Ltd estimates in the first year, the company would have a sale of $694,925 and a net profit of $8,115. As the business is newly established with no reputation in the market, not every clothing chain will be willing to spend a large amount of money on Reflections. Therefore, in the worst-case scenario, the business projected that only 5 clothing chains will purchase our product as a trial in Queensland stores.
The price set previously in the marketing plan (3. 2. 3) states that $385 will be a reasonable price.
However, when wholesaling to companies, the price hooked be deducted to attract more buyers while also on the other hand provide an adequate profit for the company. The business will be giving out a 5% discount when wholesaling and the new unit price will be $365. 75.
As shown in the table, the company is anticipated to sell 1900 Reflections, which provided $694,925 of sales. The business is projected to have a low profit of $8115 due to the significant expense involved in operation as shown in the income statement.
In particular, it is noted that wages, superannuation are costing the most for the business. To reduce the cost of ages and superannuation, the company has already made an effort in hiring a minimum amount of staff. Also, the factory workers of the company are only working 4 days a week, which lessen the salary payable to them by $25,210 each year.
Furthermore, the company has also tried to reduce other expenses. Compare to the annual rental payment of $35,000 – $100,000 of some properties, the rent of the factory chosen by the company is at low rate costing $17,784 per year.
The advertising cost is also lessened as big campaign of promotion will not be needed if the company is only selling the product to shops in the first year. The inventory turnover rate of the company is 2. 7 times in the first year. Comparing to the industry average of 6.
8 times, this might indicate that the company has a low level of sales by only selling the product to the shops in the first year. However, sales are expected to rise significantly in the next year when the product is sold to individuals.

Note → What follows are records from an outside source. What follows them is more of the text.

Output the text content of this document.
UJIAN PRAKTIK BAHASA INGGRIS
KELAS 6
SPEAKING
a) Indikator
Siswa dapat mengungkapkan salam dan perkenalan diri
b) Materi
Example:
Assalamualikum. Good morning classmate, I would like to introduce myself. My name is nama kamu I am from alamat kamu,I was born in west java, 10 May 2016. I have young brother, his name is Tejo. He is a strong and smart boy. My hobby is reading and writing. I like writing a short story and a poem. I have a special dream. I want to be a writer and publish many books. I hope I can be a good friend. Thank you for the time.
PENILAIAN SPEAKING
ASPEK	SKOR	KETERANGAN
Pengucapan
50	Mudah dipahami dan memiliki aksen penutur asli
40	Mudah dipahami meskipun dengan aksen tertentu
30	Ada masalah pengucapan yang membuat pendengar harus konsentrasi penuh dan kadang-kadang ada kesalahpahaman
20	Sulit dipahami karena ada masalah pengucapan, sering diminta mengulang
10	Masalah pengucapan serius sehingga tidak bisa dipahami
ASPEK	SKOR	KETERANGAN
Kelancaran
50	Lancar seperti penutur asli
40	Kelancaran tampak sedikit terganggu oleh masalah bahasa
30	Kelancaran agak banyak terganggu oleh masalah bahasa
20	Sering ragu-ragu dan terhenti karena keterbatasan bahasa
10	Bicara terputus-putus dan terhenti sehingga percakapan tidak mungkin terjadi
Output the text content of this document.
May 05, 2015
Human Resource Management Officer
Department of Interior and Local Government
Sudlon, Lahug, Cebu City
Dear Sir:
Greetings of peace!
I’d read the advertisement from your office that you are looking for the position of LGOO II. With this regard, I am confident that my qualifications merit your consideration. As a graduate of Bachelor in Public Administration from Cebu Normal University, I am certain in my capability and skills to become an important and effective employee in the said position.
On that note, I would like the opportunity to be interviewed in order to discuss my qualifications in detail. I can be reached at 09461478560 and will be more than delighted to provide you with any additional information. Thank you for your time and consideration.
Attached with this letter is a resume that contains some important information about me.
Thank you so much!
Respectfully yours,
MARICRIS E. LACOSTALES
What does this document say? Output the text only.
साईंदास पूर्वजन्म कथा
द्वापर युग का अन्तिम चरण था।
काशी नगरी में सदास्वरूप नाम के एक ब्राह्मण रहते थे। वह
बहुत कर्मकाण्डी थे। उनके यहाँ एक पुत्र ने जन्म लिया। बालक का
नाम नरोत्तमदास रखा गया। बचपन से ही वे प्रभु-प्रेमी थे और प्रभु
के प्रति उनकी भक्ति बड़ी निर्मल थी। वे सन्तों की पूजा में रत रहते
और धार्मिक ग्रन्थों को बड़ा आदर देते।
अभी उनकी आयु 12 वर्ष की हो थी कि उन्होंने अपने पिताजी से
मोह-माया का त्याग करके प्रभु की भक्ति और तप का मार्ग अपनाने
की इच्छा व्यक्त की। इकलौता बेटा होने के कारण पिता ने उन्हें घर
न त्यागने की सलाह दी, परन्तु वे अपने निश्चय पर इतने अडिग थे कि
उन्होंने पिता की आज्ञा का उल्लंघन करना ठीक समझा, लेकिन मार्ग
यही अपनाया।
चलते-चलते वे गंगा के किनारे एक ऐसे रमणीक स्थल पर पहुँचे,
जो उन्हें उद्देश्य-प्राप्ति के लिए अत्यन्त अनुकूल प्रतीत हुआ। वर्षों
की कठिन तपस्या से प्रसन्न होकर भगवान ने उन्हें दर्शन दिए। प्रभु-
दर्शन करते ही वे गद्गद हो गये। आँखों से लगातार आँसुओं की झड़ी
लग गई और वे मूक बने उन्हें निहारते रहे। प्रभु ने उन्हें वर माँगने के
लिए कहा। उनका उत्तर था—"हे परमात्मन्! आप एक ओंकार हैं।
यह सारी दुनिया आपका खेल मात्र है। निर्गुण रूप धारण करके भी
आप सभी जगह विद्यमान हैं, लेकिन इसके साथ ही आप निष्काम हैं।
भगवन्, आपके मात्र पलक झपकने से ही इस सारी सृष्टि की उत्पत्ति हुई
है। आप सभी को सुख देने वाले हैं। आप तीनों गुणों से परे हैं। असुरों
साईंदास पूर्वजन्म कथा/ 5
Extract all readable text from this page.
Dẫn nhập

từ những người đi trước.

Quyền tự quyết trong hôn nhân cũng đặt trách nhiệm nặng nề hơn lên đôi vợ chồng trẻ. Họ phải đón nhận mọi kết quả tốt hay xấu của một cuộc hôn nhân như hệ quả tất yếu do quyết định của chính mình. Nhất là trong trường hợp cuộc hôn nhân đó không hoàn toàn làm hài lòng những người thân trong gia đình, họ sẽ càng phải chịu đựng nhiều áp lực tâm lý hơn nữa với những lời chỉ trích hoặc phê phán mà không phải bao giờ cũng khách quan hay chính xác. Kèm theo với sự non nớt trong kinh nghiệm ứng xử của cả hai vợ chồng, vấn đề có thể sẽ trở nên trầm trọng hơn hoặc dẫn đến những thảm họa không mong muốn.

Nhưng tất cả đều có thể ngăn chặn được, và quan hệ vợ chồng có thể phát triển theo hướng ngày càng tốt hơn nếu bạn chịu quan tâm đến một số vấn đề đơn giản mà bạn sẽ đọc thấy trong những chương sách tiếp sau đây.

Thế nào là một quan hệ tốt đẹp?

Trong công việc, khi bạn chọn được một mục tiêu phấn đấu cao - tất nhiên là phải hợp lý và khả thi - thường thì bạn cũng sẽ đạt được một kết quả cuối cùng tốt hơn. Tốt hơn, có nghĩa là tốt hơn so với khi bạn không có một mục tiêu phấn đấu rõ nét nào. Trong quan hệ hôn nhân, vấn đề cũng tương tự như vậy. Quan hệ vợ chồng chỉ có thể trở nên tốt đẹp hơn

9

It is acceptable for the business to hold this amount of stocks, as this will ensure that in the following year, the company will be able to satisfy the need of customers. However, the business are also aware that if the stock is sitting in the outrage for too long, it may increase the cost of storage and the risk of stoke becoming out superseded or damage which lead to a loss. In the future, opportunities will be taken to increase this ratio through implementing the Just in time TIT) and Economic Order Quantity (EGO) principle.
KIT is used to calculate the time of order, which allows the materials to be delivered on time while EGO is implemented to calculate the order size of the material.
Utilizing both principle will ensure the business is carrying the right amount of stock. Http://survivalists. Wordless. Com/2007/02/06/kip-series-inventory-turnover-ratio/ In the beginning, the owners will contribute $30,000 as capital of the business. $103,117 for the first month to start the business.
Due to this huge amount of cost, the company plans to obtain a business loan from Weakest, borrowing $100,000 for a period of 5 years.
Adding the current fixed term rates provided from the bank, 8. 06% per annual, it is projected that the total amount of repayment will be $108,060. This meaner that for each week, the business will need to repay around $416. The company ability to service the loan is shown through the long – term debt payment ratio (see Appendix). The ratio of the company calculated from the figure in the projected cash flow statement is 1.
8 times while comparing to the industry average of 3. 37 times, it shows a good sign as a low ratio indicates that the company will have the ability to make long-term contractual payments while still having a sufficient cash flow. To further improve this ratio, cash received from operating activities can be rise by increasing the turnover of account receivable. This can be done by offering an attractive discount for prompt payment which ensure money can be collected as soon as possible to minimizing the chance of it converting to bad debts.